For many Hadoop developers, using Oozie would seem natural. It is part of the Hadoop installation, is standard across most Hadoop providers, and presents a way to schedule entire batch processes rather than single Hadoop jobs like Pig and Hive.
Often what many Hadoop developers are missing is how it integrates to the rest of the business, especially if that business is using a batch scheduler or Workload Automation tool such as Control-M or another tool. Some points to consider:
• Most companies already have a group designated for monitoring critical production flows
• Error notifications and alerting are limited in Oozie
• Dependency logic in Oozie is not as robust as enterprise-class Workload Automation
• Hadoop is not a standalone process, it gets data from different sources and sends data back out
• Dynamic processing is limited
Monitoring critical production flows
One of the key differences is who is monitoring the flows. Most companies with Workload Automation have a dedicated team as the first line of defense in monitoring batch. These batch processes are usually considered production flows and contain processes that are critical to the entire business. The production batch environment monitors virtually every application in the enterprise such as Data Warehouse, ERP, Homegrown tools, Supply Chain and many others. This team is the first to see problems or situations that will cause issues for the business. The Workload Automation tools provide UI’s for all levels of visibility into the batch flows.

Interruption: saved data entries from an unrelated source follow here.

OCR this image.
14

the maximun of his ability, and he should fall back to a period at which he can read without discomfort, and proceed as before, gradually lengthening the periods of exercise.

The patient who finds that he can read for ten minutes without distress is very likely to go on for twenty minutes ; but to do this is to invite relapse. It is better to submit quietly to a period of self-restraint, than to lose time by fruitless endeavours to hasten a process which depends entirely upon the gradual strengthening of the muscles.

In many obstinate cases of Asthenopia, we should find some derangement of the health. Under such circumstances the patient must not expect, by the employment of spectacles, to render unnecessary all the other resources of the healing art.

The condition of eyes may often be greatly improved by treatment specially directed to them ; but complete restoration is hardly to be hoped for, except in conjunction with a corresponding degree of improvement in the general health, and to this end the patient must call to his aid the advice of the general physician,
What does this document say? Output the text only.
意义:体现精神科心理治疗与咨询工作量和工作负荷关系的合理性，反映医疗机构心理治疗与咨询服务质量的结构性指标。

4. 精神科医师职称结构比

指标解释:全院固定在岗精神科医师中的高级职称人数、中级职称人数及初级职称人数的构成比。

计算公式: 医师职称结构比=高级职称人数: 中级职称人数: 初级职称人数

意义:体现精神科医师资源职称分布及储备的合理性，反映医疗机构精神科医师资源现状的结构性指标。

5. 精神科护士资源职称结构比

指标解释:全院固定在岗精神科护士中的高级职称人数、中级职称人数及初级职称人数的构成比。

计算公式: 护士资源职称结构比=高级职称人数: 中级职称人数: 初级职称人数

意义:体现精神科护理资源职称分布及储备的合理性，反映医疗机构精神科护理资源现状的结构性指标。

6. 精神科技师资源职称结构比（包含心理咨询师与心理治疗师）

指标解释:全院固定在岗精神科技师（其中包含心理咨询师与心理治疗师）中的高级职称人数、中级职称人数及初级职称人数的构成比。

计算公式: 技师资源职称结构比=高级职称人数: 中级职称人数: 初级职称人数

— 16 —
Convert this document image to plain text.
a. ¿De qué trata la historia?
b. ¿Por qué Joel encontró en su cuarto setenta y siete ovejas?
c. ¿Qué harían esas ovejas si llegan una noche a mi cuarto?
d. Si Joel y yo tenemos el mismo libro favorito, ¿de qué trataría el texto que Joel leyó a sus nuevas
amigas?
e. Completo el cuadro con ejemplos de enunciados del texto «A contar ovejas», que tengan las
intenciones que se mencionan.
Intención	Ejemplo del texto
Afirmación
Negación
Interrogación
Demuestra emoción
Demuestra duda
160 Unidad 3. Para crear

If the flows are defined and run through Oozie, the batch team would have to learn another tool, Oozie, and wouldn’t be able to see the end-to-end logic of the entire flow. These flows will instead need to be monitored by the team that created them or as part of the Application Development team. In essence the monitoring of Oozie processes would have to be pushed to a generally more expensive, less centralized team. And most notably, if these flows are critical to the business they are not being monitored with the rest of the processes.
Error notifications and alerting are limited
While Oozie does provide some alerting capability through email based on defining decisions, it is neither robust for other alerting nor simple to define decisions. A Workload Automation tool such as Control-M provides multiple options for either sending alerts or taking actions on alerts. Sending alerts might include SNMP message, email with attached output, or messages to a centralized alert panel. Actions could include rerunning the process, running a self-healing process, opening help desk tickets, posting the dependency for another job to run or taking any of these actions based on a specific error code.
Dependency logic is not as robust
Unlike many tools that include some scheduling function, Oozie gives the developer a way to create flows rather than schedule a single process. It can schedule all of the Hadoop type jobs, but also includes Java, SSH, streaming and shell script jobs. Using shell scripts, the developer can run any command line integration to another third party package. What it cannot do is make direct connections to these packages such as Informatica, IBM Datastage, or other tools.
Workload Automation tools such as Control-M provide true integrations that connect with a third party tool and execute, monitor, and control those processes. It has more robust file watching capability to ensure the data is received before the Hadoop jobs run. It can also run SQL Scripts, Stored Procedures, SSIS and SQL Agent processes against multiple databases to get or post Hadoop data. More importantly it can group both the Hadoop processes and external processes into a single coordinated service. This service can be managed to its Service Level Agreements, sending notifications when it becomes late or troublesome. It can be viewed and monitored through multiple UI’s including web and mobile apps.
Dependencies can be created based on multiple scenarios including files, jobs completing or even external processes posting to it. The flows can be time driven or event driven or both. They can run concurrent or single threaded.
Hadoop is not a standalone process
Hadoop developers are concentrating on their Big Data processes and may not be aware of other applications and technologies that IT Operations needs to manage. They consider the process done when their Oozie flows are complete.
In reality, other parts of the enterprise require output from Hadoop in order to do their jobs and update their systems. Those shops adding Hadoop into tools such as Control-M have created services to include these non-Hadoop processes. In many cases multiple jobs and applications need to process data before Hadoop can perform its functions. The output from Hadoop will be fed to other systems as well, all of which are being monitored and controlled by the Workload Automation tool. Since alerting and notification has been set up for these non-Hadoop and Hadoop processes, the entire flow is taken care of.
Dynamic processing is limited
Most Oozie flows are scheduled based on a time or bundled with a time. While the development team has access and can run flows dynamically, the ability for outside teams to do the same is not there.
Using a Workload Automation tool such as Control-M, any user can be provided the capability to dynamically run, monitor and control their services and jobs. In addition these services are then monitored for being late or having failures that would prevent it from completing in time.
Summary
While Oozie has more capability and options than the traditional scheduling tool integrated into a third party product, it still lacks much of the required enterprise-class functionality upon which the entire business must ultimately rely. Especially compared to functionality available in advanced Workload Automation tools such as Control-M.
Many companies are asking the Hadoop development team to work with the WA teams and create functional flows in the proper tools.